Chapters 11 & 12: Getting Salty

Put simply, Chapter 11 and 12 deal with the topic of salt and how to use it to make your meat better.

Chapter 11: Brining Maximizes Juiciness in Lean Meats

Yet another topic I've heard but not really understood much (this has happened a lot in this book...more than I was expecting..).

A brine is a salt water mixture, but apparently the ratio of salt to water matters. Their ratio is 1 cup salt to 2 gallons of water. ....which seems like a lot so I will do some math... 1 tablespoon of salt to 2 1/4 cups of water.. Ok. I'm tracking. Proceed.

So what is chemically happening with a brine?

It's all about homeostasis. Remember that from 7th grade? Everything wants to be in balance.

Our meat has less salt content than our brining solution. So because of homeostasis, salt from the brine travels into the meat (this is called diffusion). And then when the meat because super salty, it starts to soak up the water to balance (this is called osmosis. --Why are there two terms for the same process? I was clearly not a science major..)

So now we have our meat with added salt and water. There are 3 benefits to this:

  1. Added water = added juiciness
  2. Added salt breaks down some cell walls, making meat more tender
  3. Salt adds seasoning to meat

Chapter 12: Salt Makes Meat Juicy and Skin Crisp

Another chapter about salt, you ask? Yes! But why? Here's what I collected:

Soaking meat in a brine makes meat tender and juicy in 3 ways (see above). But thinking back to Chapter 2 on the Maillard reaction, excess moisture on the skin will prevent the Maillard reaction from happening.
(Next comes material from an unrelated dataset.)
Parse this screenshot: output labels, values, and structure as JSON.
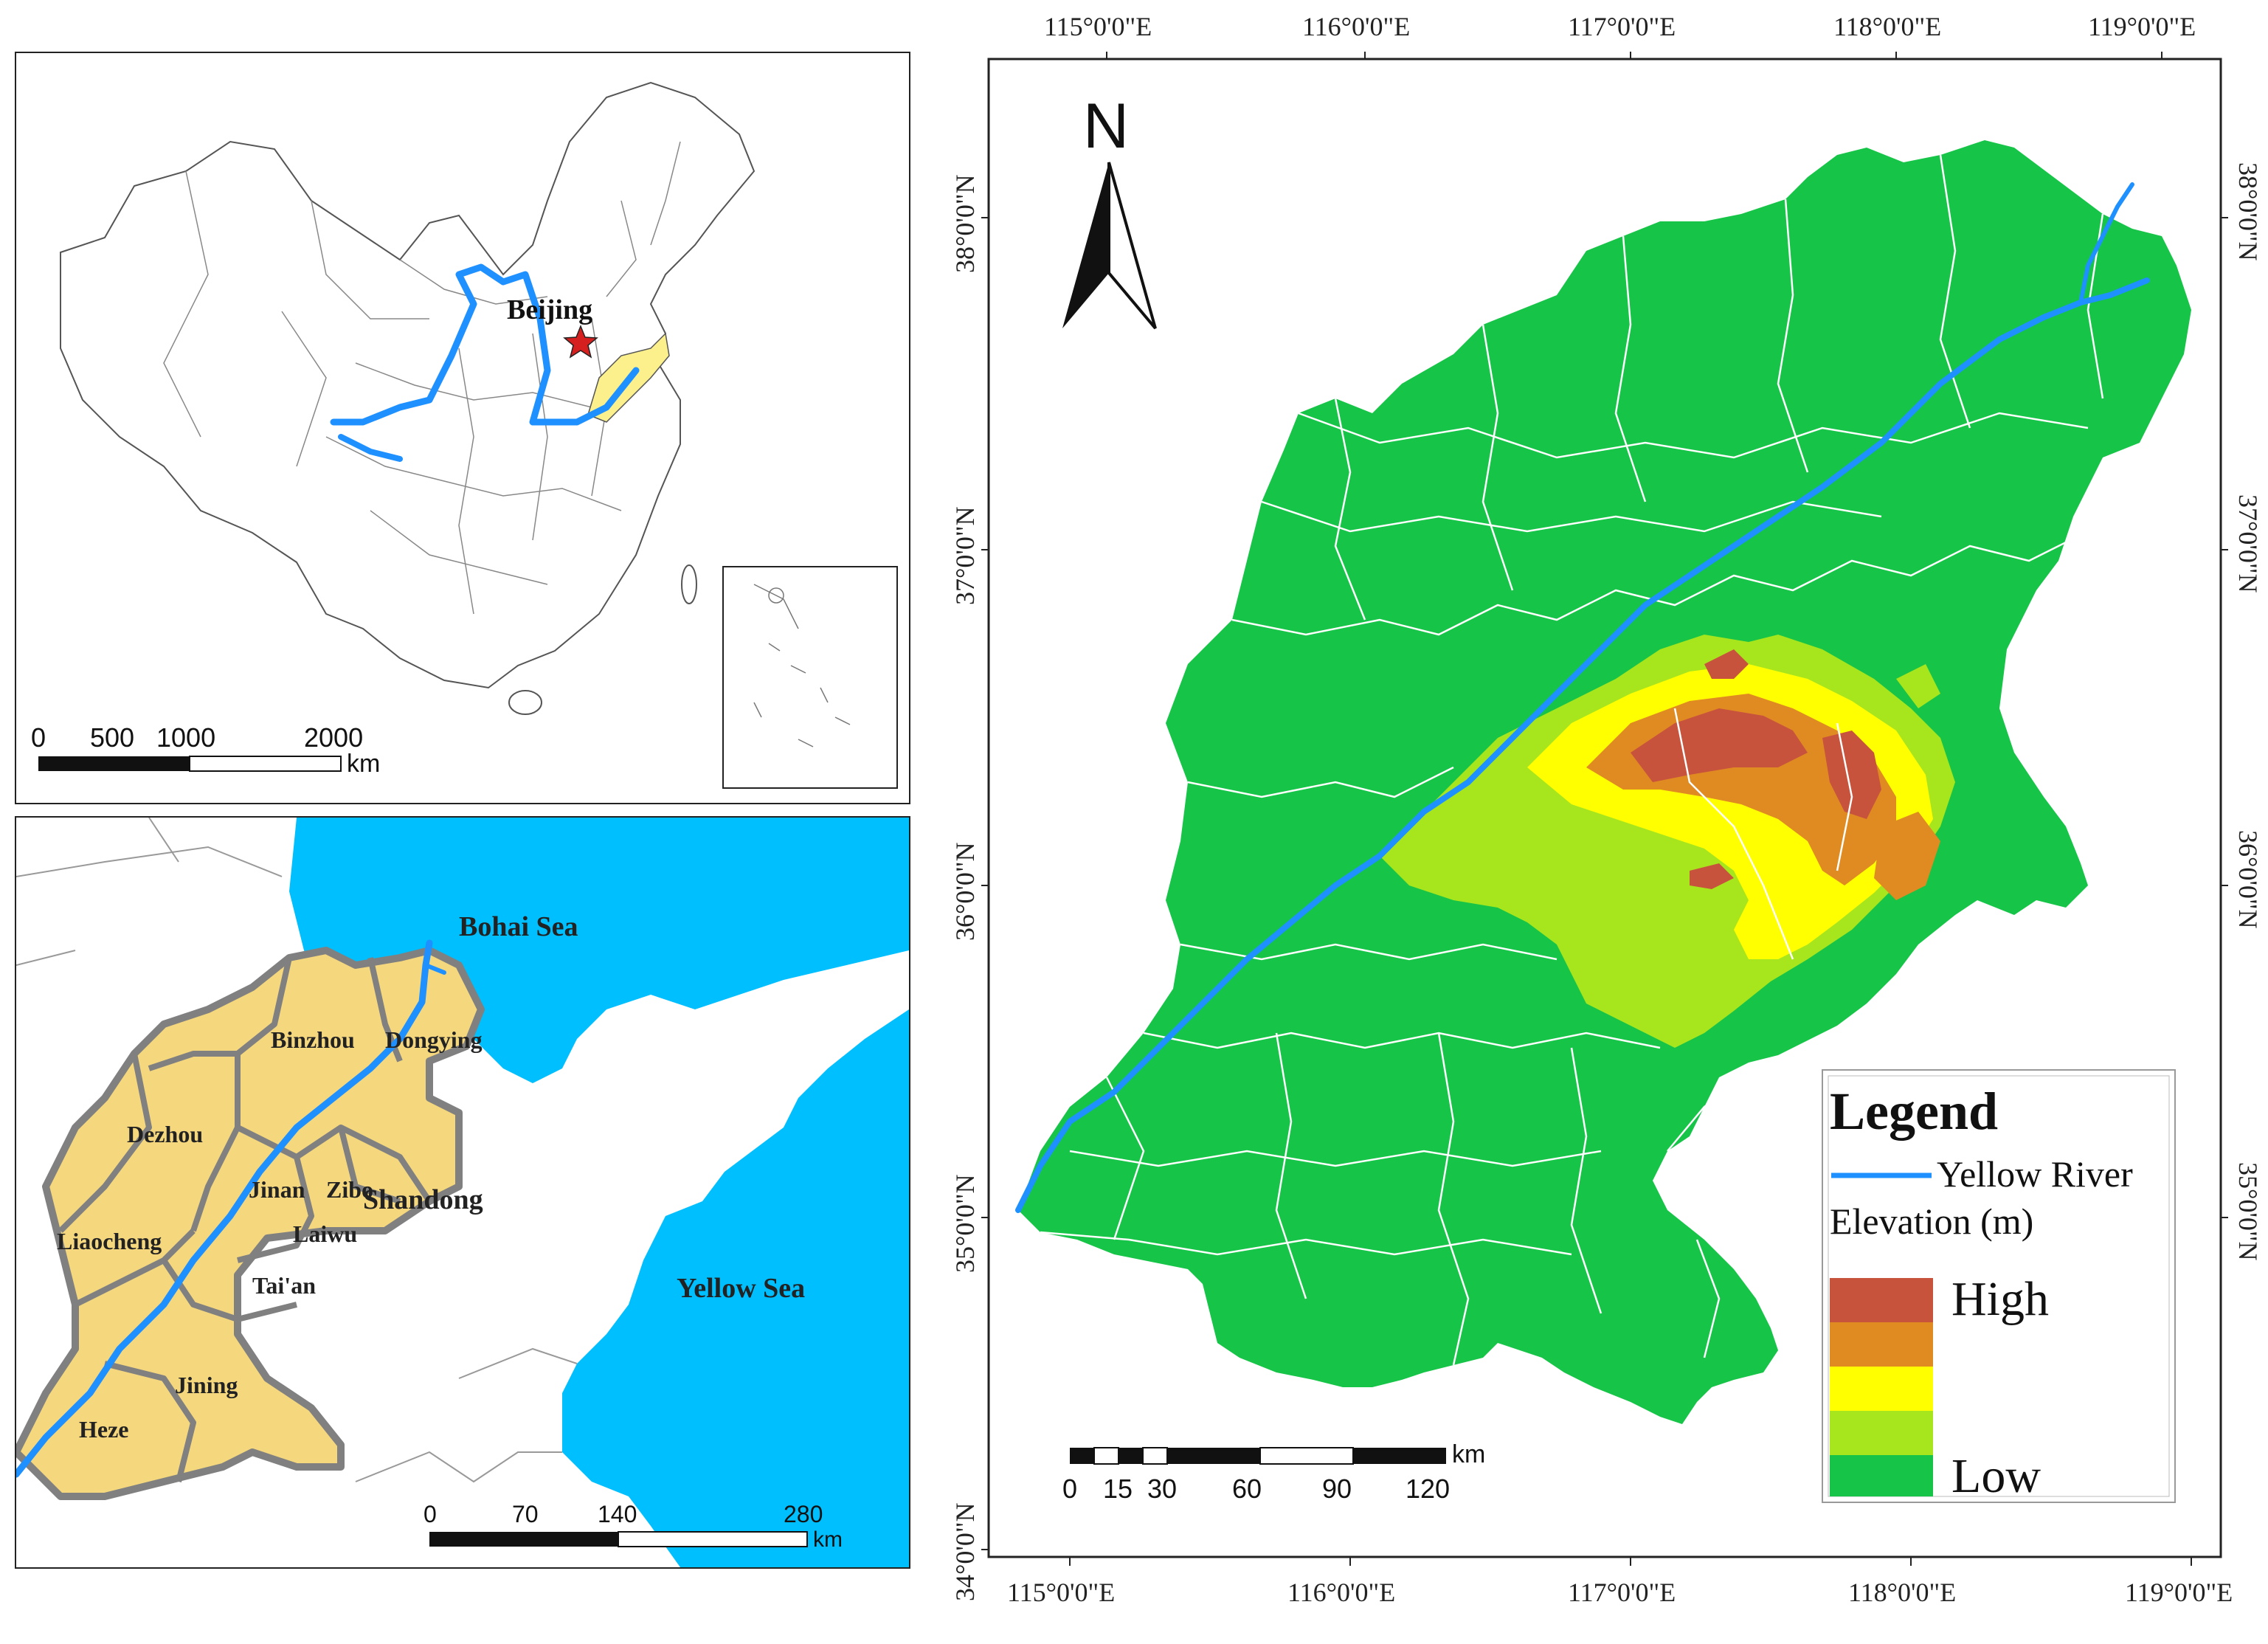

So how do we have our cake steak and eat it too?? Keep the salt. Lose the water.

Now we aren't brining, we are salting. Without water, the first step in this science process is that some water from the meat is actually drawn out of the meat and near the salted skin, created very shallow brine in a sense. Then you know the drill, salt is drawn in, water is drawn back in. And because the mat is not soaking in water, the skin remains dry. Which means, MAILLARD browning.

In the Cook's Illustrated test between brining chicken and salting chicken, both batches received equal praise for juiciness and flavor, but the salted chicken had crispier and more flavorful skin (compared to soggy skin. not good eats).

This week's recipe: Crisp Roast Chicken

Salt can bring in a partner in crime to help encourage the Maillard reaction: baking powder. It helps to break down and dehydrate the skin (along with some other sciency things). So I thought I would take a crack at cooking a whole chicken.

rubbed chicken
rubbed chicken

very important detail of brining/salting is that you need to give it time. Too quickly, and the process will not complete.  So the night before, I put my rubbed chicken in the fridge:

Have you ever rubbed down a whole chicken? It's an unexpected weird experience. I've handled plenty of chicken, beef, pork, fish, etc., but never whole. I felt the limbs moving, the joints, everything! It truly felt like I was holding an animal. Which was both unsettling and humbling at once. Try it sometime. Gives you an appreciation for what you are eating.

The next night, I baked the chicken. It called for a v-rack. I didn't have one (we literally have no more space for kitchen gadgets right now), so i just put it on a baking sheet.

IMG_2194
IMG_2194

Turned out crispy juicy and tender!

Ok. Back on the horse. Chapter 13 here I come!